The photo at right shows the upper stem and inflorescence of jagged chickweed as seen atop the Columbia Hills in the eastern Columbia River Gorge...........May 1, 2005. Note the long pedicels and the gland-tipped hairs on the upper stem as well as the cluster of involucral bracts at the base of the inflorescence.
Jagged chickweed is an annual or winter annual weed with a cluster of basal leaves with one to several erect or ascending stems, either simple or branched at the base, arising 5-20 cm high. The leaves are mainly basal. They are lanceolate to oblong in outline, measuring 10-20 mm long with short petioles. Two to three pairs of ovlong to ovate-lanceolate leaves are found on the lower third of the stem. These are sessile with blades from 10-35 mm long. The stems and leaves are generally covered with gland-tipped hairs.

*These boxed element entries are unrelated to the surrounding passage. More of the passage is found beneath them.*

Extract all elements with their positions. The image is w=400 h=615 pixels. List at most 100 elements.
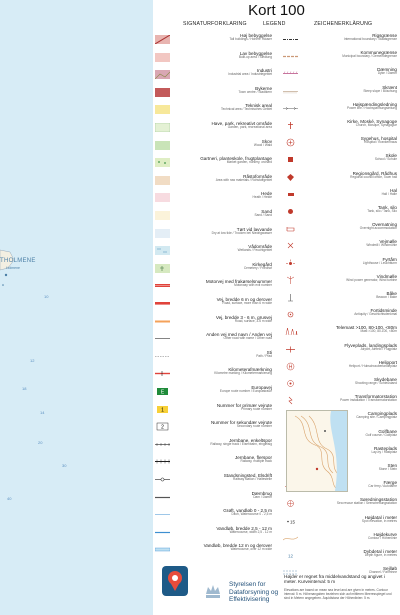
place-name: THOLMENE	[0, 258, 36, 264]
legend-item-label: Højspændingsledning	[352, 101, 397, 107]
legend-item: Vejmølle Windmill / Windmühle	[277, 239, 399, 253]
power-line-icon	[283, 106, 298, 110]
legend-item-label: Højdatal i meter	[364, 514, 397, 520]
legend-item-label: Industri	[256, 68, 272, 74]
legend-item: Hal Hall / Halle	[277, 188, 399, 202]
legend-item-label: Hede	[261, 191, 272, 197]
legend-item-label: Kommunegrænse	[360, 50, 397, 56]
legend-item-translation: Steep slope / Böschung	[363, 88, 397, 93]
legend-item: Sand Sand / Sand	[153, 209, 274, 223]
legend-item-translation: Garden, park, recreational area	[227, 125, 272, 129]
elevation-note: Højder er regnet fra middelvandstand og …	[284, 574, 385, 585]
legend-item-label: Skov	[261, 138, 272, 144]
legend-item: Vandløb, bredde 12 m og derover Watercour…	[153, 543, 274, 557]
sea-rescue-icon	[287, 500, 294, 508]
legend-item-label: Sejlløb	[382, 566, 397, 572]
legend-item-translation: Wood / Wald	[253, 142, 272, 147]
technical-area-icon	[155, 105, 170, 115]
watercourse-medium-icon	[155, 531, 170, 533]
legend-item-translation: Ditch, Watercourse 0 - 2,5 m	[231, 512, 272, 517]
park-icon	[155, 123, 170, 132]
dyke-icon	[283, 71, 298, 75]
low-building-icon	[155, 52, 170, 62]
ditch-icon	[155, 514, 170, 515]
school-icon	[288, 157, 293, 163]
legend-item-translation: Tall buildings / Hohere Häuser	[229, 37, 272, 41]
legend-item-translation: Depth figure, in metres	[364, 553, 397, 557]
high-building-icon	[155, 35, 170, 44]
town-hall-icon	[287, 173, 294, 181]
low-tide-icon	[155, 228, 170, 238]
legend-item-label: Teknisk areal	[245, 103, 272, 109]
legend-item-label: Tank, silo	[377, 205, 397, 210]
legend-item-translation: Cemetery / Friedhof	[243, 265, 272, 270]
legend-item: Anden vej med navn / Anden vej Other road…	[153, 332, 274, 346]
legend-item-translation: Railway, multiple track	[240, 459, 272, 464]
legend-item: Vindmølle Wind power generator, Wind turb…	[277, 274, 399, 288]
contour-inset-map	[286, 410, 348, 492]
legend-item: Kirkegård Cemetery / Friedhof	[153, 262, 274, 276]
legend-item: Standsningsted, Elsdrift Railway station …	[153, 473, 274, 487]
lighthouse-icon	[286, 259, 295, 265]
legend-item-translation: Hospital / Krankenhaus	[364, 140, 397, 145]
legend-item: Dæmbrug Dam / Damm	[153, 491, 274, 505]
legend-item-label: Golfbane	[378, 428, 397, 434]
legend-item: Skole School / Schule	[277, 153, 399, 167]
beacon-icon	[288, 294, 293, 302]
legend-title: Kort 100	[248, 2, 305, 19]
railway-single-icon	[155, 442, 170, 446]
legend-item-label: Sand	[261, 209, 272, 214]
legend-item-label: Vej, bredde 3 - 6 m, grusvej	[215, 314, 272, 320]
heliport-icon: H	[286, 362, 295, 370]
legend-item: Overnatning Overnight accommodation	[277, 222, 399, 236]
legend-item: Båke Beacon / Bake	[277, 291, 399, 305]
legend-item-translation: Contour / Höhenlinie	[367, 535, 397, 540]
legend-item: Motorvej med frakørselsnummer Motorway wi…	[153, 279, 274, 293]
legend-item: Tank, silo Tank, silo / Tank, Silo	[277, 205, 399, 219]
legend-item-translation: Golf course / Golfplatz	[365, 432, 397, 437]
legend-item-translation: Heliport / Hubschrauberlandeplatz	[348, 363, 397, 368]
legend-item-translation: Camping site / Campingplatz	[356, 415, 397, 420]
legend-item-label: Vandløb, bredde 12 m og derover	[203, 543, 272, 549]
secondary-route-icon: 2	[156, 422, 169, 431]
legend-item: Høj bebyggelse Tall buildings / Hohere Hä…	[153, 33, 274, 47]
legend-item: Hede Heath / Heide	[153, 191, 274, 205]
svg-text:15: 15	[290, 519, 296, 524]
church-icon	[288, 122, 293, 129]
legend-item-label: Båke	[386, 291, 397, 296]
legend-item-label: Vejmølle	[379, 239, 397, 245]
depth-number: 20	[38, 440, 43, 445]
legend-item-label: Dæmning	[377, 67, 397, 73]
depth-figure-icon: 12	[288, 554, 294, 559]
legend-item-translation: School / Schule	[374, 157, 397, 162]
airport-icon	[286, 346, 295, 353]
legend-item-translation: Lighthouse / Leuchtturm	[362, 260, 397, 265]
legend-item-translation: Wind power generator, Wind turbine	[346, 277, 397, 282]
raw-material-icon	[155, 175, 170, 185]
europe-route-icon: E	[157, 388, 168, 396]
legend-item-translation: Power line / Hochspannungsleitung	[347, 105, 397, 110]
legend-item-label: Tørt vid lavvande	[236, 226, 272, 232]
legend-item-label: Kirkegård	[252, 261, 272, 267]
depth-number: 12	[30, 358, 35, 363]
legend-item: Dæmning Dyke / Damm	[277, 67, 399, 81]
legend-item-translation: Town centre / Stadtkern	[238, 89, 273, 94]
legend-item-label: Overnatning	[371, 222, 397, 228]
legend-item-label: Nummer for sekundær vejrute	[210, 420, 272, 426]
legend-item-label: Skrænt	[382, 84, 397, 90]
legend-item-label: Dybdetal i meter	[363, 549, 397, 554]
depth-number: 30	[62, 463, 67, 468]
railway-multiple-icon	[155, 459, 170, 464]
svg-text:H: H	[289, 364, 293, 370]
legend-item: Bykerne Town centre / Stadtkern	[153, 86, 274, 100]
path-icon	[155, 356, 170, 357]
mast-icon	[285, 328, 298, 336]
hospital-icon	[286, 138, 295, 147]
legend-item-translation: Europe route number / Europastraße	[219, 389, 272, 393]
legend-item: Fyrtårn Lighthouse / Leuchtturm	[277, 257, 399, 271]
legend-item-translation: Lay-by / Rastplatz	[371, 449, 397, 454]
legend-item: Skrænt Steep slope / Böschung	[277, 85, 399, 99]
map-pin-icon	[168, 571, 182, 591]
legend-item-translation: Technical area / Technisches Gebiet	[221, 107, 272, 112]
legend-item: H Helipport Heliport / Hubschrauberlandepl…	[277, 360, 399, 374]
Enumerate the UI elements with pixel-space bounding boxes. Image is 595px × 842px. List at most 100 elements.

The inflorescence is a terminal umbel-like cyme of 4-16 flowers. The slender pedicels are 2-3 cm long. The 5 sepals are about 3 mm long while the 5 white petals extend slightly past the sepals. The petals have jagged or tattered edges.
A weedy species, jagged chickweed may be found in disturbed areas and waste areas, and is especially abundant in the grain fields and range areas to the east of the Cascades.
Native to Eurasia, jagged chickweed may be found across much of North America. In the Pacific Northwest it may be found from along the Snake and Columbia Rivers of eastern Washington, northeastern Oregon and western Idaho.
In the Columbia River Gorge, it may be found between the elevations of 100'-3000' from the White Salmon River to east of Biggs, OR.